The man who wanted to marry me came to our house by chance. He had come to buy a farm which my aunt owned. I don’t know how he came to know about this farm. He was just a local district doctor for a little village out in the country, but he was fairly well off as he had private means. He came in his car, and as it was raining, my aunt told him to stay for lunch. He came a few more times and in the end asked me to marry him. It was pointed out to him that I was not rich, but he said this did not matter.
My husband was thirty-seven years old. He was tall and quite smart, his hair was going a little grey, and he wore gold-rimmed glasses. He had a stern, reserved and efficient manner; one could recognize in him a man accustomed to prescribing treatments for his patients. He was incredibly self-assured. He liked to stand motionless in a room, his hand resting underneath his jacket collar, silently surveying everything around him.

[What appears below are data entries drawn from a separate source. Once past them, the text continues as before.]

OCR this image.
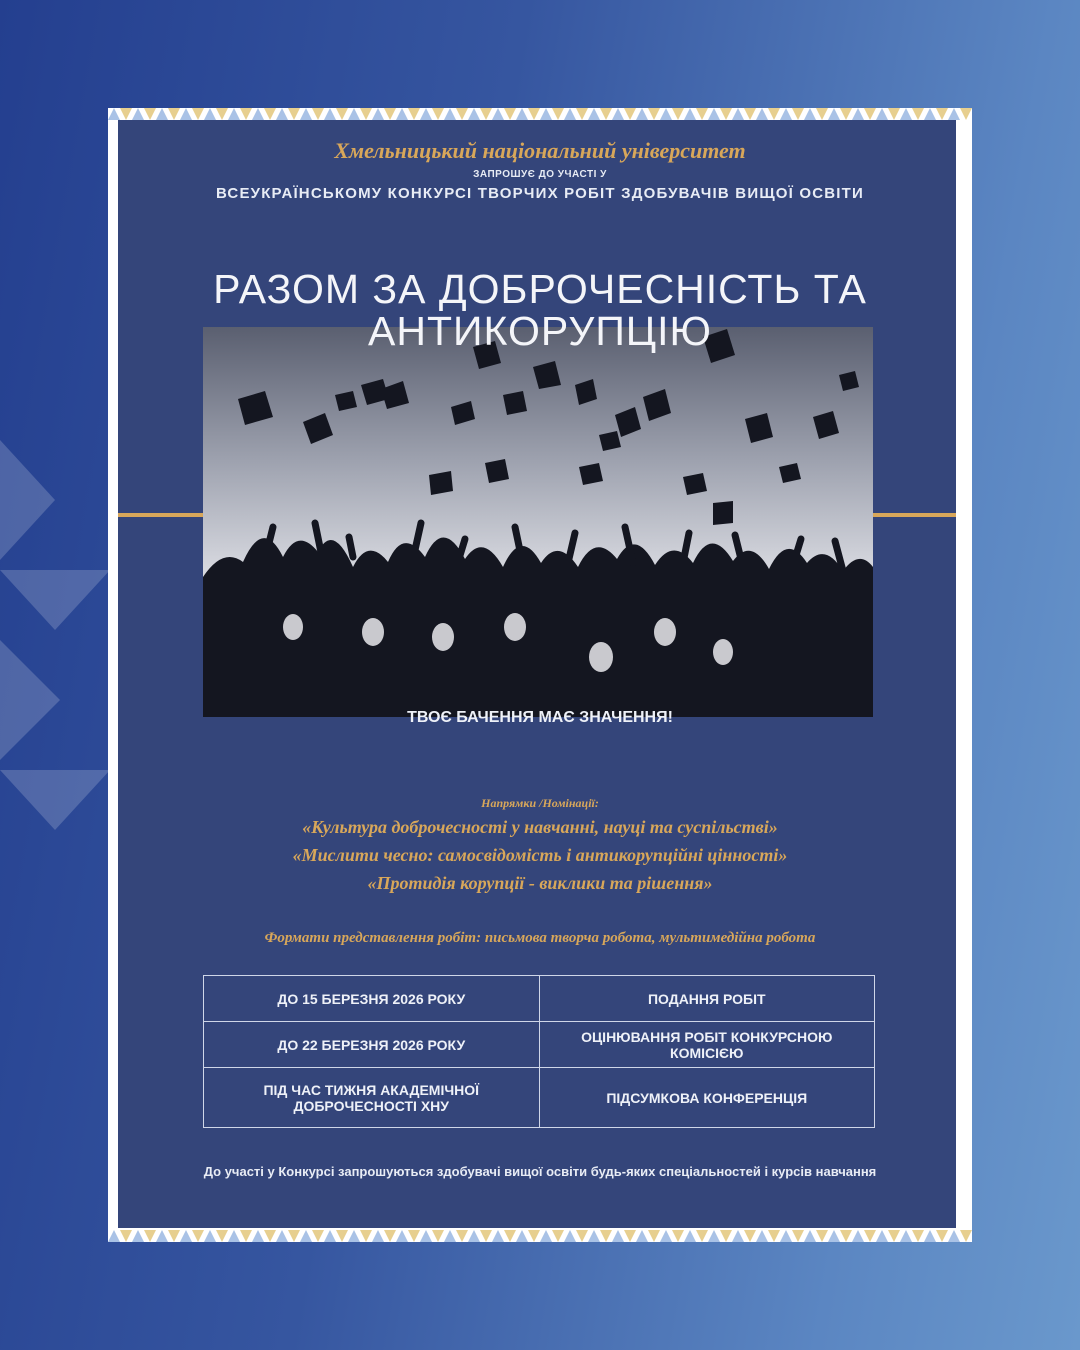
Хмельницький національний університет
ЗАПРОШУЄ ДО УЧАСТІ У
ВСЕУКРАЇНСЬКОМУ КОНКУРСІ ТВОРЧИХ РОБІТ ЗДОБУВАЧІВ ВИЩОЇ ОСВІТИ
РАЗОМ ЗА ДОБРОЧЕСНІСТЬ ТА
АНТИКОРУПЦІЮ
ТВОЄ БАЧЕННЯ МАЄ ЗНАЧЕННЯ!
Напрямки /Номінації:
«Культура доброчесності у навчанні, науці та суспільстві»
«Мислити чесно: самосвідомість і антикорупційні цінності»
«Протидія корупції - виклики та рішення»
Формати представлення робіт: письмова творча робота, мультимедійна робота
ДО 15 БЕРЕЗНЯ 2026 РОКУ	ПОДАННЯ РОБІТ
ДО 22 БЕРЕЗНЯ 2026 РОКУ	ОЦІНЮВАННЯ РОБІТ КОНКУРСНОЮ КОМІСІЄЮ
ПІД ЧАС ТИЖНЯ АКАДЕМІЧНОЇ ДОБРОЧЕСНОСТІ ХНУ	ПІДСУМКОВА КОНФЕРЕНЦІЯ
До участі у Конкурсі запрошуються здобувачі вищої освіти будь-яких спеціальностей і курсів навчання
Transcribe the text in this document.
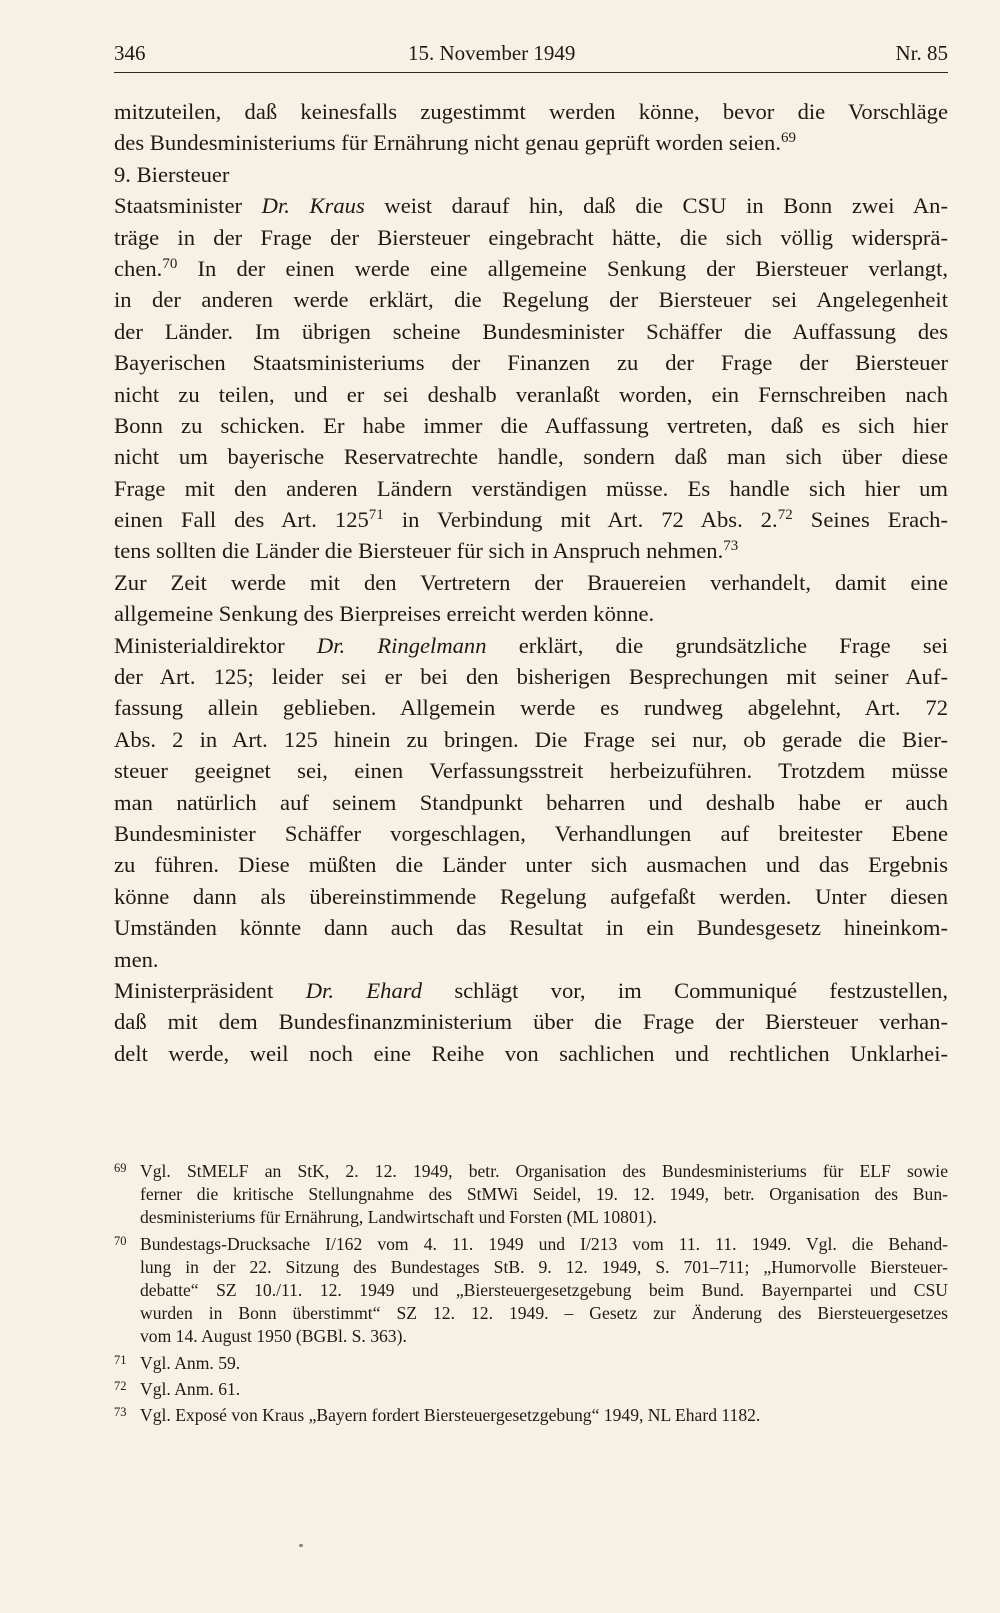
346	15. November 1949	Nr. 85
mitzuteilen, daß keinesfalls zugestimmt werden könne, bevor die Vorschläge
des Bundesministeriums für Ernährung nicht genau geprüft worden seien.$^{69}$
9. Biersteuer
Staatsminister Dr. Kraus weist darauf hin, daß die CSU in Bonn zwei An-
träge in der Frage der Biersteuer eingebracht hätte, die sich völlig widersprä-
chen.$^{70}$ In der einen werde eine allgemeine Senkung der Biersteuer verlangt,
in der anderen werde erklärt, die Regelung der Biersteuer sei Angelegenheit
der Länder. Im übrigen scheine Bundesminister Schäffer die Auffassung des
Bayerischen Staatsministeriums der Finanzen zu der Frage der Biersteuer
nicht zu teilen, und er sei deshalb veranlaßt worden, ein Fernschreiben nach
Bonn zu schicken. Er habe immer die Auffassung vertreten, daß es sich hier
nicht um bayerische Reservatrechte handle, sondern daß man sich über diese
Frage mit den anderen Ländern verständigen müsse. Es handle sich hier um
einen Fall des Art. $125^{71}$ in Verbindung mit Art. 72 Abs. 2.72 Seines Erach-
tens sollten die Länder die Biersteuer für sich in Anspruch nehmen.$^{73}$
Zur Zeit werde mit den Vertretern der Brauereien verhandelt, damit eine
allgemeine Senkung des Bierpreises erreicht werden könne.
Ministerialdirektor Dr. Ringelmann erklärt, die grundsätzliche Frage sei
der Art. 125; leider sei er bei den bisherigen Besprechungen mit seiner Auf-
fassung allein geblieben. Allgemein werde es rundweg abgelehnt, Art. 72
Abs. 2 in Art. 125 hinein zu bringen. Die Frage sei nur, ob gerade die Bier-
steuer geeignet sei, einen Verfassungsstreit herbeizuführen. Trotzdem müsse
man natürlich auf seinem Standpunkt beharren und deshalb habe er auch
Bundesminister Schäffer vorgeschlagen, Verhandlungen auf breitester Ebene
zu führen. Diese müßten die Länder unter sich ausmachen und das Ergebnis
könne dann als übereinstimmende Regelung aufgefaßt werden. Unter diesen
Umständen könnte dann auch das Resultat in ein Bundesgesetz hineinkom-
men.
Ministerpräsident Dr. Ehard schlägt vor, im Communiqué festzustellen,
daß mit dem Bundesfinanzministerium über die Frage der Biersteuer verhan-
delt werde, weil noch eine Reihe von sachlichen und rechtlichen Unklarhei-
69 Vgl. StMELF an StK, 2. 12. 1949, betr. Organisation des Bundesministeriums für ELF sowie
ferner die kritische Stellungnahme des StMWi Seidel, 19. 12. 1949, betr. Organisation des Bun-
desministeriums für Ernährung, Landwirtschaft und Forsten (ML 10801).
70 Bundestags-Drucksache I/162 vom 4. 11. 1949 und I/213 vom 11. 11. 1949. Vgl. die Behand-
lung in der 22. Sitzung des Bundestages StB. 9. 12. 1949, S. 701–711; „Humorvolle Biersteuer-
debatte“ SZ 10./11. 12. 1949 und „Biersteuergesetzgebung beim Bund. Bayernpartei und CSU
wurden in Bonn überstimmt“ SZ 12. 12. 1949. – Gesetz zur Änderung des Biersteuergesetzes
vom 14. August 1950 (BGBl. S. 363).
71 Vgl. Anm. 59.
72 Vgl. Anm. 61.
73 Vgl. Exposé von Kraus „Bayern fordert Biersteuergesetzgebung“ 1949, NL Ehard 1182.
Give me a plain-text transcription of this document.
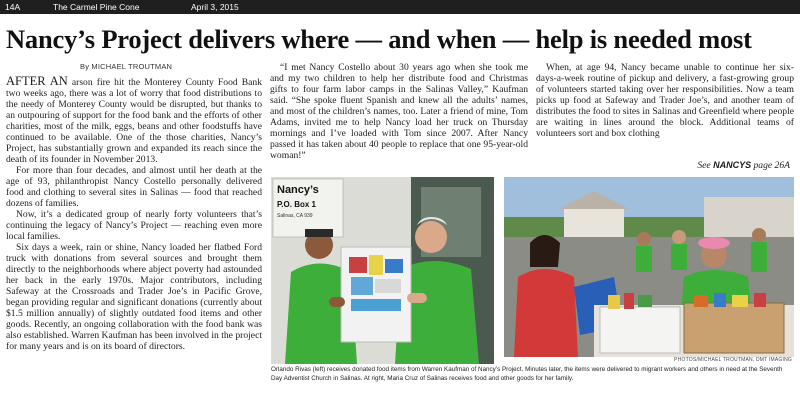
14A	The Carmel Pine Cone	April 3, 2015
Nancy’s Project delivers where — and when — help is needed most
By MICHAEL TROUTMAN

AFTER AN arson fire hit the Monterey County Food Bank two weeks ago, there was a lot of worry that food distributions to the needy of Monterey County would be disrupted, but thanks to an outpouring of support for the food bank and the efforts of other charities, most of the milk, eggs, beans and other foodstuffs have continued to be available. One of the those charities, Nancy’s Project, has substantially grown and expanded its reach since the death of its founder in November 2013.

For more than four decades, and almost until her death at the age of 93, philanthropist Nancy Costello personally delivered food and clothing to several sites in Salinas — food that reached dozens of families.

Now, it’s a dedicated group of nearly forty volunteers that’s continuing the legacy of Nancy’s Project — reaching even more local families.

Six days a week, rain or shine, Nancy loaded her flatbed Ford truck with donations from several sources and brought them directly to the neighborhoods where abject poverty had astounded her back in the early 1970s. Major contributors, including Safeway at the Crossroads and Trader Joe’s in Pacific Grove, began providing regular and significant donations (currently about $1.5 million annually) of slightly outdated food items and other goods. Recently, an ongoing collaboration with the food bank was also established. Warren Kaufman has been involved in the project for many years and is on its board of directors.

“I met Nancy Costello about 30 years ago when she took me and my two children to help her distribute food and Christmas gifts to four farm labor camps in the Salinas Valley,” Kaufman said. “She spoke fluent Spanish and knew all the adults’ names, and most of the children’s names, too. Later a friend of mine, Tom Adams, invited me to help Nancy load her truck on Thursday mornings and I’ve loaded with Tom since 2007. After Nancy passed it has taken about 40 people to replace that one 95-year-old woman!”

When, at age 94, Nancy became unable to continue her six-days-a-week routine of pickup and delivery, a fast-growing group of volunteers started taking over her responsibilities. Now a team picks up food at Safeway and Trader Joe’s, and another team of distributes the food to sites in Salinas and Greenfield where people are waiting in lines around the block. Additional teams of volunteers sort and box clothing

See NANCYS page 26A
Nancy’s
P.O. Box 1
Salinas, CA 939
PHOTOS/MICHAEL TROUTMAN, DMT IMAGING
Orlando Rivas (left) receives donated food items from Warren Kaufman of Nancy’s Project. Minutes later, the items were delivered to migrant workers and others in need at the Seventh Day Adventist Church in Salinas. At right, Maria Cruz of Salinas receives food and other goods for her family.
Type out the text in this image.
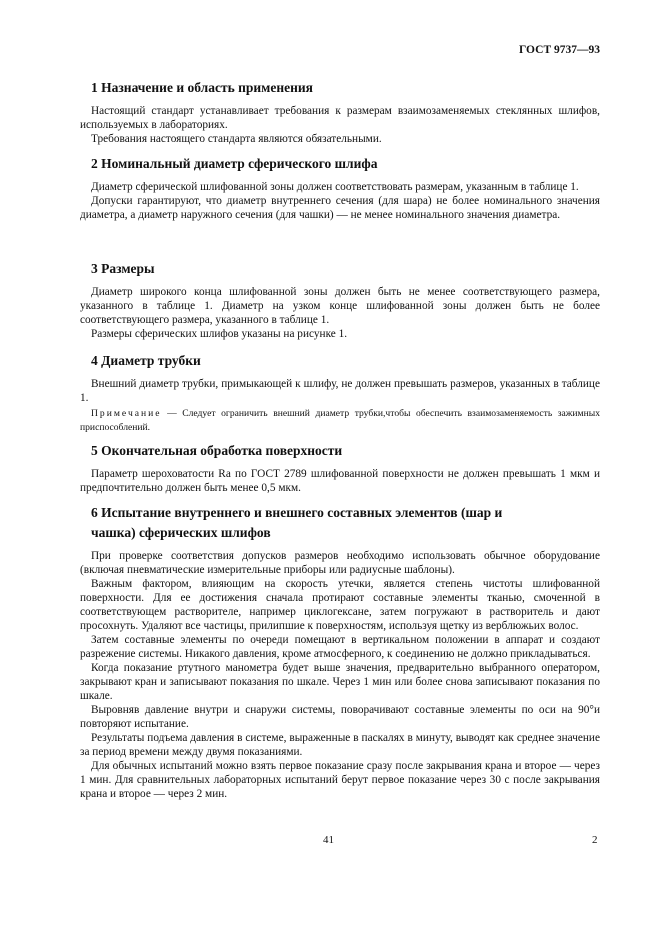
ГОСТ 9737—93
1 Назначение и область применения

Настоящий стандарт устанавливает требования к размерам взаимозаменяемых стеклянных шлифов, используемых в лабораториях.

Требования настоящего стандарта являются обязательными.

2 Номинальный диаметр сферического шлифа

Диаметр сферической шлифованной зоны должен соответствовать размерам, указанным в таблице 1.

Допуски гарантируют, что диаметр внутреннего сечения (для шара) не более номинального значения диаметра, а диаметр наружного сечения (для чашки) — не менее номинального значения диаметра.

3 Размеры

Диаметр широкого конца шлифованной зоны должен быть не менее соответствующего размера, указанного в таблице 1. Диаметр на узком конце шлифованной зоны должен быть не более соответствующего размера, указанного в таблице 1.

Размеры сферических шлифов указаны на рисунке 1.

4 Диаметр трубки

Внешний диаметр трубки, примыкающей к шлифу, не должен превышать размеров, указанных в таблице 1.

Примечание — Следует ограничить внешний диаметр трубки,чтобы обеспечить взаимозаменяемость зажимных приспособлений.

5 Окончательная обработка поверхности

Параметр шероховатости Ra по ГОСТ 2789 шлифованной поверхности не должен превышать 1 мкм и предпочтительно должен быть менее 0,5 мкм.

6 Испытание внутреннего и внешнего составных элементов (шар и чашка) сферических шлифов

При проверке соответствия допусков размеров необходимо использовать обычное оборудование (включая пневматические измерительные приборы или радиусные шаблоны).

Важным фактором, влияющим на скорость утечки, является степень чистоты шлифованной поверхности. Для ее достижения сначала протирают составные элементы тканью, смоченной в соответствующем растворителе, например циклогексане, затем погружают в растворитель и дают просохнуть. Удаляют все частицы, прилипшие к поверхностям, используя щетку из верблюжьих волос.

Затем составные элементы по очереди помещают в вертикальном положении в аппарат и создают разрежение системы. Никакого давления, кроме атмосферного, к соединению не должно прикладываться.

Когда показание ртутного манометра будет выше значения, предварительно выбранного оператором, закрывают кран и записывают показания по шкале. Через 1 мин или более снова записывают показания по шкале.

Выровняв давление внутри и снаружи системы, поворачивают составные элементы по оси на 90°и повторяют испытание.

Результаты подъема давления в системе, выраженные в паскалях в минуту, выводят как среднее значение за период времени между двумя показаниями.

Для обычных испытаний можно взять первое показание сразу после закрывания крана и второе — через 1 мин. Для сравнительных лабораторных испытаний берут первое показание через 30 с после закрывания крана и второе — через 2 мин.

41	2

I had barely spoken to him at all when we got married. He had never kissed me or brought me flowers; indeed he had done none of the things which fiancés usually do. All I knew was that he lived in the country with a rough young male servant and an elderly female one called Felicetta in a very old big house surrounded by a large garden. Whether something in my personality had attracted or interested him or whether he had suddenly fallen in love with me, I had no idea. After we had taken leave of my aunt, he helped me into his car, which was covered in mud, and started to drive. The level road, flanked by trees, would take us to our home. I took the opportunity to study him. I looked at him for a long time with some curiosity, and perhaps even a certain impertinence, my eyes wide open underneath my felt hat. Then he turned towards me and smiled. He squeezed my bare, cold hand and said, ‘We’ll have to get to know each other a little.’